I did read in a parenting magazine once that you should try to wean off of daytime use by 2 yrs old and nighttime use by 4 years old. They had all kinds of reasoning that made sense to me at the time, but I couldn't remember it now to save my life.
Both times I decided to wean off the binky thing (once for daytime & once for nighttime) I thought I would try it & if it didn't go well, I would wait & try again later. To my surprise, they both went well - not without resistance, but it was not the nightmare I was expecting. So maybe try what I did & see how it goes. You never know. It may work, it may not - but it's probably worth a try.
When my daughter was just shy of 2 yrs, we decided to wean off of daytime. I just told her that big girls don't use binkies during the day and that the binkies had to stay in her crib. She asked for her binky a few times the first couple of days. I would tell her again that they were in her crib, but we weren't going to get them out and then I would distract her with playing with her or with a toy or something.
She gave up her nighttime binkies when she turned 3. Leading up to the 3rd birthday, we told her that part of turning 3 was growing up & giving up her binky. On her birthday, she threw away the last of the binkies herself. The first night was really hard getting her to sleep. She cried and I hugged her and told her it would be okay. I told her stories & gave her "something to think about" while she fell asleep. I left, but told her I would come back & check on her. She cried for awhile & I would go back every 15 minutes or so and go through the routine again. She finally fell asleep. The next night was quite a bit easier and by the 3rd night, she went right to sleep and hasn't looked back.
My friend had the "binky fairy" come one night & leave her daughter a present. That worked really well for her.

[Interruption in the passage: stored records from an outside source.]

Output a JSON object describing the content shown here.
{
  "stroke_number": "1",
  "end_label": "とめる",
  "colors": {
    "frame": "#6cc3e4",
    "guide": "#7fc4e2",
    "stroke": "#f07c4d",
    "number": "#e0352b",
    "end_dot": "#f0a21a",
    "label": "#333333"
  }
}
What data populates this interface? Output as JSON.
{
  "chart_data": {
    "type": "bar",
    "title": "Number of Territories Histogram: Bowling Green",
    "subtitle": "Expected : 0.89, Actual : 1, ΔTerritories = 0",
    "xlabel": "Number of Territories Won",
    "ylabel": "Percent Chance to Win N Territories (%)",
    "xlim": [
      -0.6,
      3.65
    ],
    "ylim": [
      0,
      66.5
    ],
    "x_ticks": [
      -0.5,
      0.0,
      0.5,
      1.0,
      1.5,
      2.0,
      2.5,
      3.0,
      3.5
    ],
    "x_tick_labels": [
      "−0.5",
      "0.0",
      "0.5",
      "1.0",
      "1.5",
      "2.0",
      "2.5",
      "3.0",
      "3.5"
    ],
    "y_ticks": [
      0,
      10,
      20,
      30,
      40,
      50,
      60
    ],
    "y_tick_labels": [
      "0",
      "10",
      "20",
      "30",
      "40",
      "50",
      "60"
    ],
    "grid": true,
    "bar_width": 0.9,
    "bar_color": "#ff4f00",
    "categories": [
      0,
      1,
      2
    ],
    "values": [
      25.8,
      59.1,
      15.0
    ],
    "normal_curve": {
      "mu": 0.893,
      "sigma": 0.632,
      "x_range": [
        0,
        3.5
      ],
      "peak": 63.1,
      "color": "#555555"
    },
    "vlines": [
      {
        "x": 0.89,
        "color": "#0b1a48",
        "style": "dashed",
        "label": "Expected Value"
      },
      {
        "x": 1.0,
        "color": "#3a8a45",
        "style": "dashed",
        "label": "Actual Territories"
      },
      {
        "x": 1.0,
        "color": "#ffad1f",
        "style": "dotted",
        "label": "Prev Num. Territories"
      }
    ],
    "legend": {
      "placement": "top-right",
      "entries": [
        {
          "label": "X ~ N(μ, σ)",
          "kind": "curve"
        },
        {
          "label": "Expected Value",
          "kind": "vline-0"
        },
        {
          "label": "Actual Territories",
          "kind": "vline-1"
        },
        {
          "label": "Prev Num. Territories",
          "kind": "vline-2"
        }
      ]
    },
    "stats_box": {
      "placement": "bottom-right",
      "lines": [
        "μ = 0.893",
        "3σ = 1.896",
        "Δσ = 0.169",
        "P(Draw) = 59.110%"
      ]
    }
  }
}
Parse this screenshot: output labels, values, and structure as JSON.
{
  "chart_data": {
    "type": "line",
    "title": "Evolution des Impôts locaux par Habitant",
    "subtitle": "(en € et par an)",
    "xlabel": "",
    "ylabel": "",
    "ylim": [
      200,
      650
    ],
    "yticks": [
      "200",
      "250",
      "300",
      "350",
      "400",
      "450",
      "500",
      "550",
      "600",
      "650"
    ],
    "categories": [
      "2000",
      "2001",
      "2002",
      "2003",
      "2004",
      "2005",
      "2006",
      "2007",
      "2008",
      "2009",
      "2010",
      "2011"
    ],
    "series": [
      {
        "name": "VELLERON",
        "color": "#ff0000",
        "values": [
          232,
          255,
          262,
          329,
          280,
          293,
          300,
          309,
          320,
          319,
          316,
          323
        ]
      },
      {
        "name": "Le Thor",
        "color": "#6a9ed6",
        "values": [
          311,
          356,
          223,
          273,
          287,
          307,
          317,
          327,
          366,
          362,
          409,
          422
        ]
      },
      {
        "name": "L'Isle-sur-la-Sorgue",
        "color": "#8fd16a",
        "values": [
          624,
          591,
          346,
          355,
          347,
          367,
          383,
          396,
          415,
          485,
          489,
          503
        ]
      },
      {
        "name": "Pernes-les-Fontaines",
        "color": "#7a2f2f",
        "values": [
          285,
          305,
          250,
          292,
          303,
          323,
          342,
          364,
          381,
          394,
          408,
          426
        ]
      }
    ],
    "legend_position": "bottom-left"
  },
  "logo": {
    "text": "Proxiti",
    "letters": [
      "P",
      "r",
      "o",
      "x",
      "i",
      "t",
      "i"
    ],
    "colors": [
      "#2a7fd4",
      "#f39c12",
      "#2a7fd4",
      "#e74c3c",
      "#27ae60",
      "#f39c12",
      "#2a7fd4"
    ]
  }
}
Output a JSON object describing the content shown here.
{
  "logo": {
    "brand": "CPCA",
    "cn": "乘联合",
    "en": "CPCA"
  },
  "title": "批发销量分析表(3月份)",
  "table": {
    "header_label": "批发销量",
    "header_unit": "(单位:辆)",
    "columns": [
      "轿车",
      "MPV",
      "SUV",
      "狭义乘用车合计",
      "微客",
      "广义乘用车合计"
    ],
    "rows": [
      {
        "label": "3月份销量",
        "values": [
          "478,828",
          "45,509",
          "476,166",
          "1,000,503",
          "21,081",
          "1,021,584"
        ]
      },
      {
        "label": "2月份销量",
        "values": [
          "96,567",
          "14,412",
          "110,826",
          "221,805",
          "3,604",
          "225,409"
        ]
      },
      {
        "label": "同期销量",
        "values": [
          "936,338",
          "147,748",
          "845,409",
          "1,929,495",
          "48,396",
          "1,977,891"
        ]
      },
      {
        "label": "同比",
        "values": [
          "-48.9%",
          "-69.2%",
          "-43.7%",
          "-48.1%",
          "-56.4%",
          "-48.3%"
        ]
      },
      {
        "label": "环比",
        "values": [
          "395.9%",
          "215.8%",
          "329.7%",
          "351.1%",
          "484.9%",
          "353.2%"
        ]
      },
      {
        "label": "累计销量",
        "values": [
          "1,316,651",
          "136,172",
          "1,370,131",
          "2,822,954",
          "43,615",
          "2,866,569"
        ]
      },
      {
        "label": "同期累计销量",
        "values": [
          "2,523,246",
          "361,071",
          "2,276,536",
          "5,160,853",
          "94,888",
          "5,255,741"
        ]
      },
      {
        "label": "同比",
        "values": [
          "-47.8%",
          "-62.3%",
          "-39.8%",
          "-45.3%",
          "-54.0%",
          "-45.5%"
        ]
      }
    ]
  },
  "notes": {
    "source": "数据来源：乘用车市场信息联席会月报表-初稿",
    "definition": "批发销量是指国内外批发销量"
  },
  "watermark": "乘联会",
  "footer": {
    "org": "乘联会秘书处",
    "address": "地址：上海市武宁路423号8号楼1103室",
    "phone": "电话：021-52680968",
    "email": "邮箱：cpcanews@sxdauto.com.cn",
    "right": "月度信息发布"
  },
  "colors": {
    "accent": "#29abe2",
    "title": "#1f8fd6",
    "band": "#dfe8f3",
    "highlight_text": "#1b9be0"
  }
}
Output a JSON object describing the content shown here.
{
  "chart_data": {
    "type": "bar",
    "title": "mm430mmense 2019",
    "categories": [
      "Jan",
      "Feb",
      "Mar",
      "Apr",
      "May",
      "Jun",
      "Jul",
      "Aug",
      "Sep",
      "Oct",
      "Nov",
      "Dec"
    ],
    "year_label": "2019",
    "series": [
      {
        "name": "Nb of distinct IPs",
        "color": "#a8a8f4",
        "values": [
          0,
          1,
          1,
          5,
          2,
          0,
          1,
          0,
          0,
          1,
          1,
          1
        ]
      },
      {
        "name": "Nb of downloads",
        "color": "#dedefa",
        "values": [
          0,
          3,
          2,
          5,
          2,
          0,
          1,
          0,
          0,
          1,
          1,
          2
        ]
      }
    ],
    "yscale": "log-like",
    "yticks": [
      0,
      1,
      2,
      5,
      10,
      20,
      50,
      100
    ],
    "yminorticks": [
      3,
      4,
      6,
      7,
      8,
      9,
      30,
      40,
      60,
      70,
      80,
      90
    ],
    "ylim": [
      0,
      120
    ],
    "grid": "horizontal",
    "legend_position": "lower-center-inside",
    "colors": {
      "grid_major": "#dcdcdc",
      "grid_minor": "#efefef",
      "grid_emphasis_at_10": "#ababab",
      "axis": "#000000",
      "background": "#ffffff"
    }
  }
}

Good luck! And don't worry - they all give it up eventually!
Hi Elizabeth,
Do not worry about the "right age" to wean him off a pacifier. It is different for each child. My grandson had his till he was 3, and he is just fine!! If you are concerned and want him off it, though, maybe you should start letting him have it at home only at naptime and bedtime. Wean him off it slowly and explain your new schedule to him thoroughly. To me, a 2 year old is still a baby. If he doesn't respond well to the weaning right now, don't worry about it. Give him some more time to grow up.